Ten wątek wypada w powieści całkiem nieźle i daje autorce pole do popisu. Jest
oryginalny, a przez to, że Jesse zachowuje się często jak pełnosprawna osoba,
można chwilami zapomnieć o tym, że nie widzi.
Głównym
wątkiem powieści jest odszukanie Pierwszego. Okazuje się, że nie tylko jest to
piekielnie trudne zadanie, lecz także nie do końca tego oczekuje się od
Czyścicieli. Tajemnice, spiski, drugie dno zadania to to, czego nikt się nie spodziewał.

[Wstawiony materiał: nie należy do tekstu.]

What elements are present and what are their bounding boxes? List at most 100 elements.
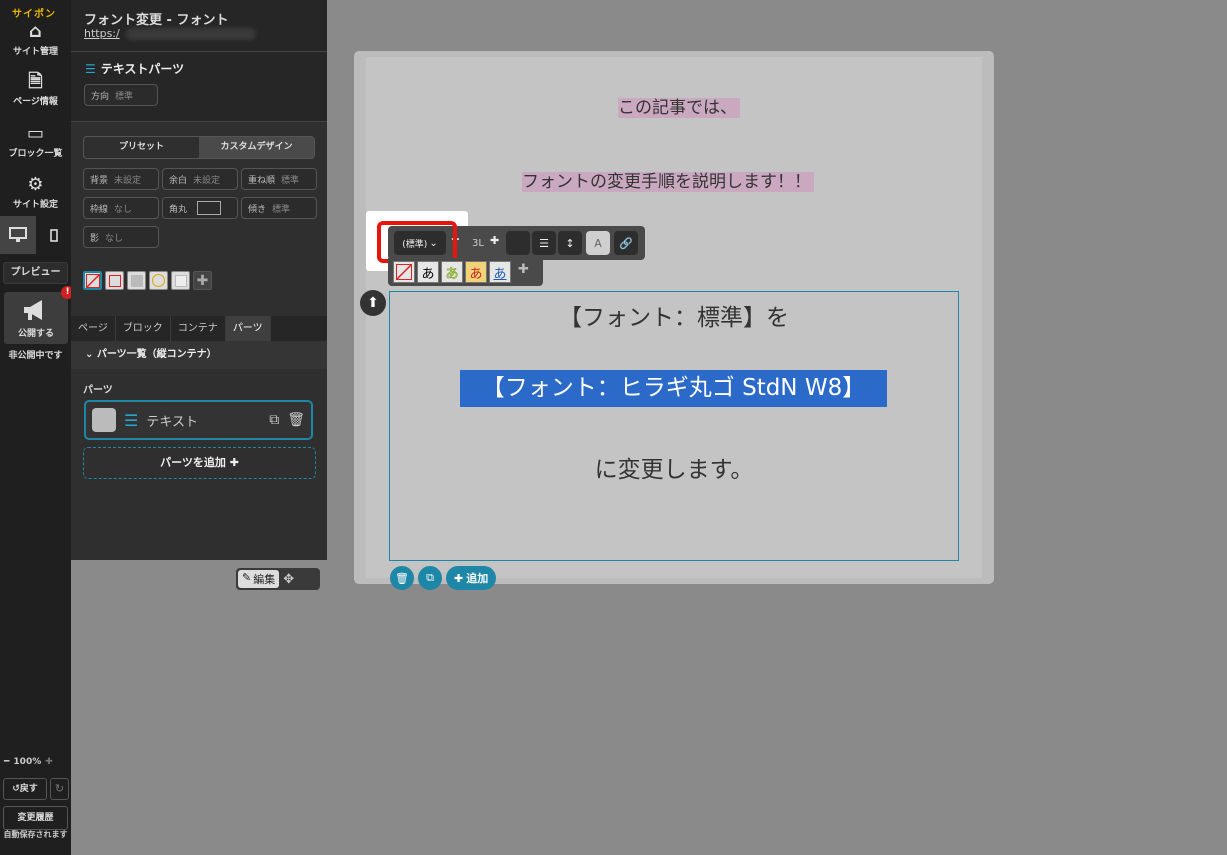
style-swatches: ✚ <box>83 271 212 290</box>
site-settings-button[interactable]: ⚙ サイト設定 <box>0 175 71 211</box>
z-order-setting[interactable]: 重ね順 標準 <box>241 168 317 190</box>
gray-box-swatch[interactable] <box>127 271 146 290</box>
background-setting[interactable]: 背景 未設定 <box>83 168 159 190</box>
skew-setting[interactable]: 傾き 標準 <box>241 197 317 219</box>
selected-text-part[interactable]: 【フォント：標準】を 【フォント：ヒラギ丸ゴ StdN W8】 に変更します。 <box>389 291 959 561</box>
zoom-control: ━ 100% ✚ <box>4 757 68 767</box>
line-height-icon[interactable]: ↕ <box>558 231 582 255</box>
font-size-value: 3L <box>472 237 484 249</box>
site-manage-label: サイト管理 <box>12 47 58 57</box>
text-line-1: 【フォント：標準】を <box>559 305 789 331</box>
link-icon[interactable]: 🔗 <box>614 231 638 255</box>
unpublished-status: 非公開中です <box>8 351 63 361</box>
trash-icon[interactable]: 🗑 <box>287 412 305 428</box>
prop-label: 角丸 <box>169 204 188 215</box>
text-color-button[interactable] <box>506 231 530 255</box>
preview-button[interactable]: プレビュー <box>3 262 68 284</box>
text-style-swatches: あ あ あ あ ✚ <box>388 258 543 286</box>
highlight-color-button[interactable]: A <box>586 231 610 255</box>
copy-icon[interactable]: ⧉ <box>269 412 279 428</box>
add-part-button[interactable]: パーツを追加 ✚ <box>83 447 316 479</box>
plus-icon: ✚ <box>229 456 239 469</box>
add-part-inline-button[interactable]: ✚ 追加 <box>446 566 497 590</box>
direction-value: 標準 <box>115 91 134 102</box>
tab-parts[interactable]: パーツ <box>225 316 271 341</box>
red-box-swatch[interactable] <box>105 271 124 290</box>
no-style-glyph[interactable] <box>393 261 415 283</box>
red-yellow-glyph[interactable]: あ <box>465 261 487 283</box>
chevron-down-icon: ⌄ <box>85 349 94 360</box>
tab-preset[interactable]: プリセット <box>84 137 199 158</box>
tab-page[interactable]: ページ <box>71 316 116 341</box>
part-actions: 🗑 ⧉ ✚ 追加 <box>390 566 497 590</box>
add-swatch-icon[interactable]: ✚ <box>193 271 212 290</box>
description-line[interactable]: フォントの変更手順を説明します！！ <box>522 167 814 192</box>
align-center-icon[interactable]: ☰ <box>532 231 556 255</box>
zoom-out-icon[interactable]: ━ <box>4 757 9 767</box>
direction-label: 方向 <box>91 91 110 102</box>
history-button[interactable]: 変更履歴 <box>3 806 68 830</box>
plain-glyph[interactable]: あ <box>417 261 439 283</box>
zoom-in-icon[interactable]: ✚ <box>45 757 53 767</box>
green-outline-glyph[interactable]: あ <box>441 261 463 283</box>
plain-swatch[interactable] <box>171 271 190 290</box>
pc-view-toggle[interactable] <box>0 216 36 254</box>
block-list-label: ブロック一覧 <box>8 149 63 159</box>
trash-icon: 🗑 <box>395 571 409 585</box>
selected-text[interactable]: 【フォント：ヒラギ丸ゴ StdN W8】 <box>460 370 887 407</box>
circle-swatch[interactable] <box>149 271 168 290</box>
add-part-label: パーツを追加 <box>160 456 226 469</box>
add-label: 追加 <box>466 572 489 585</box>
redo-icon: ↻ <box>54 782 65 795</box>
undo-icon: ↺ <box>12 784 20 794</box>
prop-value: なし <box>114 204 133 215</box>
move-icon[interactable]: ✥ <box>283 572 294 587</box>
blue-underline-glyph[interactable]: あ <box>489 261 511 283</box>
edit-toolbar: ✎ 編集 ✥ <box>236 568 320 590</box>
block-list-button[interactable]: ▭ ブロック一覧 <box>0 124 71 160</box>
shadow-setting[interactable]: 影なし <box>83 226 159 248</box>
move-up-button[interactable]: ⬆ <box>360 290 386 316</box>
delete-part-button[interactable]: 🗑 <box>390 566 414 590</box>
page-title: フォント変更 - フォント <box>84 13 229 28</box>
direction-setting[interactable]: 方向 標準 <box>84 84 158 106</box>
padding-setting[interactable]: 余白 未設定 <box>162 168 238 190</box>
publish-button[interactable]: 公開する <box>4 292 68 344</box>
tab-container[interactable]: コンテナ <box>171 316 226 341</box>
radius-setting[interactable]: 角丸 <box>162 197 238 219</box>
site-manage-button[interactable]: ⌂ サイト管理 <box>0 22 71 58</box>
intro-line[interactable]: この記事では、 <box>618 93 740 118</box>
mobile-view-toggle[interactable] <box>36 216 71 254</box>
page-url[interactable]: https:/ <box>84 27 120 40</box>
prop-label: 枠線 <box>90 204 109 215</box>
border-setting[interactable]: 枠線 なし <box>83 197 159 219</box>
part-item-label: テキスト <box>146 414 198 430</box>
parts-label: パーツ <box>83 385 113 396</box>
edit-button[interactable]: ✎ 編集 <box>238 570 280 588</box>
undo-button[interactable]: ↺戻す <box>3 778 47 800</box>
tab-custom-design[interactable]: カスタムデザイン <box>199 137 314 158</box>
copy-part-button[interactable]: ⧉ <box>418 566 442 590</box>
redo-button[interactable]: ↻ <box>50 778 69 800</box>
arrow-up-icon: ⬆ <box>367 295 379 311</box>
design-mode-toggle: プリセット カスタムデザイン <box>83 136 315 159</box>
prop-value: 標準 <box>272 204 291 215</box>
pencil-icon: ✎ <box>242 571 252 584</box>
parts-list-header[interactable]: ⌄ パーツ一覧（縦コンテナ） <box>71 341 327 369</box>
part-item-text[interactable]: ☰ テキスト ⧉ 🗑 <box>84 400 313 440</box>
tab-block[interactable]: ブロック <box>116 316 171 341</box>
part-title-label: テキストパーツ <box>100 62 185 76</box>
annotation-highlight-box <box>377 221 457 263</box>
prop-label: 影 <box>90 233 100 244</box>
prop-label: 背景 <box>90 175 109 186</box>
panel-tabs: ページ ブロック コンテナ パーツ <box>71 316 327 341</box>
add-style-icon[interactable]: ✚ <box>518 262 529 277</box>
size-increase-icon[interactable]: ✚ <box>490 234 499 247</box>
no-style-swatch[interactable] <box>83 271 102 290</box>
prop-value: 未設定 <box>193 175 221 186</box>
page-info-button[interactable]: 🗎 ページ情報 <box>0 72 71 108</box>
side-panel: フォント変更 - フォント https:/ ☰ テキストパーツ 方向 標準 プリ… <box>71 0 327 560</box>
prop-value: 未設定 <box>114 175 142 186</box>
prop-label: 重ね順 <box>248 175 276 186</box>
zoom-level: 100% <box>13 757 42 767</box>
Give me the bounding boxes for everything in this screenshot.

Nagle wszystko się zmienia i Jesse musi poradzić sobie z nową sytuacją, w
której niepodziewanie się znalazła.
Najciekawszym
punktem powieści jest świat, który wykreowała autorka. Widzimy przyszłość, w
której Polska jest niesamowicie interesującym miejscem. Nowinki technologiczne,
które otaczają bohaterów, są świetnie przemyślane i wplecione w historię. Nie
jest to przesadzone, nie ma przeładowania informacjami, a w rezultacie poczucia
przytłoczenia. Wręcz przeciwnie – momentami chciałam, by było tego więcej.
Interesujący
jest też motyw zombie. Jestem wielką fanką nieumarłych i nie mogłam przejść
obok tej pozycji obojętnie. Autorka postanowiła jednak nie stawiać na walkę z
zombie, tworząc z niej główny wątek powieści. Momentami można czuć wręcz niedosyt,
ponieważ zombie nie jest tu tak wiele, jak się spodziewałam. W powieści dzieje
się znacznie więcej, niż tylko walka żywych z umarłymi, co sprawia, że mamy do
czynienia z interesującą historią, w której wielu czytelników znajdzie coś dla
siebie.
Syndrom
Riddocha to nie tylko powieść dla fanów zombie. To książka, w
której znajdziemy interesujący świat przedstawiony, ciekawą bohaterkę, nie
brakuje też akcji, ale nie jest to wyłącznie historia z powtarzającymi się
scenami. Porównuje się ją do Resident
Evil, ale z polskim akcentem. Jeśli szukacie powieści, w której zombie
grasują po rodzimych podwórkach, możecie śmiało sięgnąć. To książka, która
przypadnie do gustu tym, którzy oczekują nieźle skreślonej historii
umieszczonej w postapokaliptycznym świecie.